Хун знал теперь, что ему делать…

Он быстро покатил англичанина, но не туда, куда нужно, не вперед, а в боковую улицу, которая упиралась в крутой берег реки.

Англичанин, видимо, почуял это. Но не успел он еще приоткрыть переднюю стенку коляски, как Хун выпустил ее из рук, и она с грохотом покатилась вместе с седоком по крутому каменному откосу вниз, в самую пасть разбушевавшейся от тайфуна реки…

Один Хун с пустынной набережной видел, как дважды над волнами взметнулись колеса его тележки…

В японском мешке

Корейская быль

В безлесной степной низине разбросался Чжин-Чу – выселок корейцев-хуторян.

Только окраинная мазанка Чон Чу-чына висит на пригорке.

С утренней прохладой, на росе, Чон выходит медленной важной походкой за порог домика, усаживается на корточки лицом к восходящему солнцу и кропотливо закуривает длинную, в два локтя, камышовую трубку.

Чон щурит блеклые глазенки, любовно обозревая маленькие поля-гряды и мазанки выселка.

Семьдесят семь лет старику, но он крепок, здоров, сам справляется с огородом, засеянным чумизой, гаоляном, картофелем и кукурузой. Сам возится в рисовом болоте, ковыряется мотыгой в земле…

* * *

С тех пор, как пришли ненавистные японцы и превратили «Страну утреннего покоя» – Корею – в свою провинцию Чосен, – все пошло прахом в семье Чонов.

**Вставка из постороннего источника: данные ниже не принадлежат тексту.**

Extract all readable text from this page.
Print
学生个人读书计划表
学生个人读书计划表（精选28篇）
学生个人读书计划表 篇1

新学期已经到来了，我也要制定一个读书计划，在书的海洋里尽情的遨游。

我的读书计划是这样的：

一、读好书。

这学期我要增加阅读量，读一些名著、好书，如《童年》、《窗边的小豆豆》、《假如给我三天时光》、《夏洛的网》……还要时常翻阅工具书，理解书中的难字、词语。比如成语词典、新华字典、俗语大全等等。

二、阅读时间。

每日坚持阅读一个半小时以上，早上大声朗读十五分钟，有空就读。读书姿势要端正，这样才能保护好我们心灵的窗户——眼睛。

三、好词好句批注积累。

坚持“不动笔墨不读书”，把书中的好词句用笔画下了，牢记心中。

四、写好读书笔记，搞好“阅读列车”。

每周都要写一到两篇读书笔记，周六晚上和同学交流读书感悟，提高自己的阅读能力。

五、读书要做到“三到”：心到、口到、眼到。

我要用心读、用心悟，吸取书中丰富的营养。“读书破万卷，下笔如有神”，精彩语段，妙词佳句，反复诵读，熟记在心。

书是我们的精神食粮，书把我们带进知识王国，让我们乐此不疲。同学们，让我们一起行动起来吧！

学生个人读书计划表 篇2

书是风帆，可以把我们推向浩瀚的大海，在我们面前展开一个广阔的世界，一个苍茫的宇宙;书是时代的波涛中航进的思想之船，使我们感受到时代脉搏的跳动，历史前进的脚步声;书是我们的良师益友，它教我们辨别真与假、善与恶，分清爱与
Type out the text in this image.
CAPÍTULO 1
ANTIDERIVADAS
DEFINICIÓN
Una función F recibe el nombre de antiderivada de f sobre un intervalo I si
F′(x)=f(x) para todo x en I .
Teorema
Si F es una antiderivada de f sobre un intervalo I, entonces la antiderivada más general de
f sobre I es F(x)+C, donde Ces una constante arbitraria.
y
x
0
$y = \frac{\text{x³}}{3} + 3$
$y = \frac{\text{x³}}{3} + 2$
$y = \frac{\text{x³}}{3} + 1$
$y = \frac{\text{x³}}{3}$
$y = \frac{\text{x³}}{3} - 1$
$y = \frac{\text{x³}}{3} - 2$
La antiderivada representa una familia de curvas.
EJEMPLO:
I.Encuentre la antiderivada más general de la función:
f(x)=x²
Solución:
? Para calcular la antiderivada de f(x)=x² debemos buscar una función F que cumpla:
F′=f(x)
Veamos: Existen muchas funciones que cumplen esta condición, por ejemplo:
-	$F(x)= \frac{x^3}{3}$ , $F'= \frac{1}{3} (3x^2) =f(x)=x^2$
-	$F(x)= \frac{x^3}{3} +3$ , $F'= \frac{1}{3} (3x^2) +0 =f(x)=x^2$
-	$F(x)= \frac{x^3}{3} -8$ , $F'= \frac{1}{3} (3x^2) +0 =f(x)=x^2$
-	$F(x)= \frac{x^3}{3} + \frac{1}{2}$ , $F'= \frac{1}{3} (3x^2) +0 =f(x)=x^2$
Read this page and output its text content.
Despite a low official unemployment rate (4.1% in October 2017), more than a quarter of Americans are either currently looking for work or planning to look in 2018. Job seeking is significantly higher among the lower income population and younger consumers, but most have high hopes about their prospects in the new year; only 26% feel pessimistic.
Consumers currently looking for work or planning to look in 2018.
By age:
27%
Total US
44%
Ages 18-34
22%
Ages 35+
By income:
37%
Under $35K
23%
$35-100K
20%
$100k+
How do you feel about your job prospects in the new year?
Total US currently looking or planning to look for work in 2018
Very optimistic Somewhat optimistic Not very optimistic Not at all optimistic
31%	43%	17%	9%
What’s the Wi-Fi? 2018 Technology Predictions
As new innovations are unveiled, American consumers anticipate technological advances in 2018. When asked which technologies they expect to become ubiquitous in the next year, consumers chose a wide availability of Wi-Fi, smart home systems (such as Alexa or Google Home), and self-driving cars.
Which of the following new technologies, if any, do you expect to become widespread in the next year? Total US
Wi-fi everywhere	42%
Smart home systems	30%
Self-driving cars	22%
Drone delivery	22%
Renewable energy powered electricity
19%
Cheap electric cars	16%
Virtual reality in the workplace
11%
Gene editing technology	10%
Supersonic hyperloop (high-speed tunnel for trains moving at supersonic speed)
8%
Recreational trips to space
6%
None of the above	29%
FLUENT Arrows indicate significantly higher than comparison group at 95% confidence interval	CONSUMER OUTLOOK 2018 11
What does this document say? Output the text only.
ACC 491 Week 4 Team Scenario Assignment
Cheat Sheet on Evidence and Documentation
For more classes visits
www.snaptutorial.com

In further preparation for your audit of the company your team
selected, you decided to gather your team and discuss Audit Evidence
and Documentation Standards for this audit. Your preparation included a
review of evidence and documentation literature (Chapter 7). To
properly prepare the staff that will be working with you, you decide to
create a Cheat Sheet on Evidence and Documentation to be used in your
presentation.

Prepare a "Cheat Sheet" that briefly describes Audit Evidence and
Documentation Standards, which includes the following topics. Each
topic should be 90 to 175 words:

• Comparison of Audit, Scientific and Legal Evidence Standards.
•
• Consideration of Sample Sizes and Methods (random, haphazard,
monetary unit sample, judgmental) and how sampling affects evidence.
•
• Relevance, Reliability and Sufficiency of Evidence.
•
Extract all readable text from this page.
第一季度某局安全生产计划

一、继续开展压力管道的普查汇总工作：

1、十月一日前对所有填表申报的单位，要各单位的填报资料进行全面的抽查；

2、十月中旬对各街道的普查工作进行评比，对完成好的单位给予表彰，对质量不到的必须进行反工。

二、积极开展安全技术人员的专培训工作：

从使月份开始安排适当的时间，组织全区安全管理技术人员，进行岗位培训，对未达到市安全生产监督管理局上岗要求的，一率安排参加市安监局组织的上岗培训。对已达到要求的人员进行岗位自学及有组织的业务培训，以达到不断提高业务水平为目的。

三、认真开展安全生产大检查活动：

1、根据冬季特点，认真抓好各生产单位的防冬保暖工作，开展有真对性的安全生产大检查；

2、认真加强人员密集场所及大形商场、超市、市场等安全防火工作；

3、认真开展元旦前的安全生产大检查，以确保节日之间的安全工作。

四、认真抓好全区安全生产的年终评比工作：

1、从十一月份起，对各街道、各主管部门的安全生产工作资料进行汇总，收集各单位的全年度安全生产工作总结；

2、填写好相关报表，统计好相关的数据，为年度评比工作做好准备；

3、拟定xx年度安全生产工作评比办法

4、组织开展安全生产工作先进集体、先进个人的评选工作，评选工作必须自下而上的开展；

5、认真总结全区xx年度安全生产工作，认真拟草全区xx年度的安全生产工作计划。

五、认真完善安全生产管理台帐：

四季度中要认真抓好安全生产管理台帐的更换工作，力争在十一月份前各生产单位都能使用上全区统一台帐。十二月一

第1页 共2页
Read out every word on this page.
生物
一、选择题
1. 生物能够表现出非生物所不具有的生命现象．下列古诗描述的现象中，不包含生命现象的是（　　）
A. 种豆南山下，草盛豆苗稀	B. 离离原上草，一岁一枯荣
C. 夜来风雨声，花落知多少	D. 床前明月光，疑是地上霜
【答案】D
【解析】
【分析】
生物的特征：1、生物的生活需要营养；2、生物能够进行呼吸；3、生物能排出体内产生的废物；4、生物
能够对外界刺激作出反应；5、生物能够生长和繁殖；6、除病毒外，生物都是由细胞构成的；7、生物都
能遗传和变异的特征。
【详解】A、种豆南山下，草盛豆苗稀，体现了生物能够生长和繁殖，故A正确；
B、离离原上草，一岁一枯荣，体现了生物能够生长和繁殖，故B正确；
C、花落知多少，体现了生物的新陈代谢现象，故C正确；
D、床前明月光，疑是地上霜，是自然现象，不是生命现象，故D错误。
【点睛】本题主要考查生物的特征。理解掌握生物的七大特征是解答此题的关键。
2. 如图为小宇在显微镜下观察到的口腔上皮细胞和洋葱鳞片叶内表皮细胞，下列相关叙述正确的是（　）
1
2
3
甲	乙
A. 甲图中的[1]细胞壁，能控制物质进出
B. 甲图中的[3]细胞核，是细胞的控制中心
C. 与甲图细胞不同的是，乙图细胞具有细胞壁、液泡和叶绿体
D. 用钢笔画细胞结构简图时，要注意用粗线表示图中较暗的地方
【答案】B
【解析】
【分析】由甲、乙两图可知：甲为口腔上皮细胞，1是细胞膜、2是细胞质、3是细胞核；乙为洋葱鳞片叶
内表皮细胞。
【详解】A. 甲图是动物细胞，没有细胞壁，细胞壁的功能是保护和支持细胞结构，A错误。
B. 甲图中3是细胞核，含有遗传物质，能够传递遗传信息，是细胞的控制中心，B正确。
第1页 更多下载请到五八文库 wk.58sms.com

Японцы убили единственного сына старика Бен-чу Чона. До полусмерти замучили палачи чудовищными пытками и сына Бена, внука старика – Як-су Чона, оставив жуткие следы-шрамы на лбу и щеках…

Это было семь лет тому назад. И с тех пор скрывается где-то обездоленным и мстит за отца и родину Як-су японцам. Как затравленный зверь, Як-су не может прийти даже к любимому очагу, – его схватят и бросят в тюремную яму.

«Только увидеть Як-су!» – последняя мечта Чона.

Долгих семь лет разлуки, каждый день думает старик о единственном последнем детище рода Чонов и с каждой новой луной Чон относит в ближайший храм молитвенные записки, прикрепляет их к статуям богов, просит даровать встречу с внуком.

* * *

Сегодня утром, когда Чон по обычаю сидел на корточках за порогом мазанки, мимо трижды – волной – проныряла юркая сорока.

«Весть!» – и улыбка задержалась на мудро-спокойном лице Чона.

В тот же день к полудню из хутора в хутор, из уст в уста сельские странники передавали новость: умер последний император Кореи – И-ван.

В народе шептались о каких-то событиях, о свержении власти японцев, о похоронах императора И-вана всем народом…

Из хутора в хутор, гуськом ходили какие-то чужие люди и зазывали хуторян в Сеул, на похороны-восстание.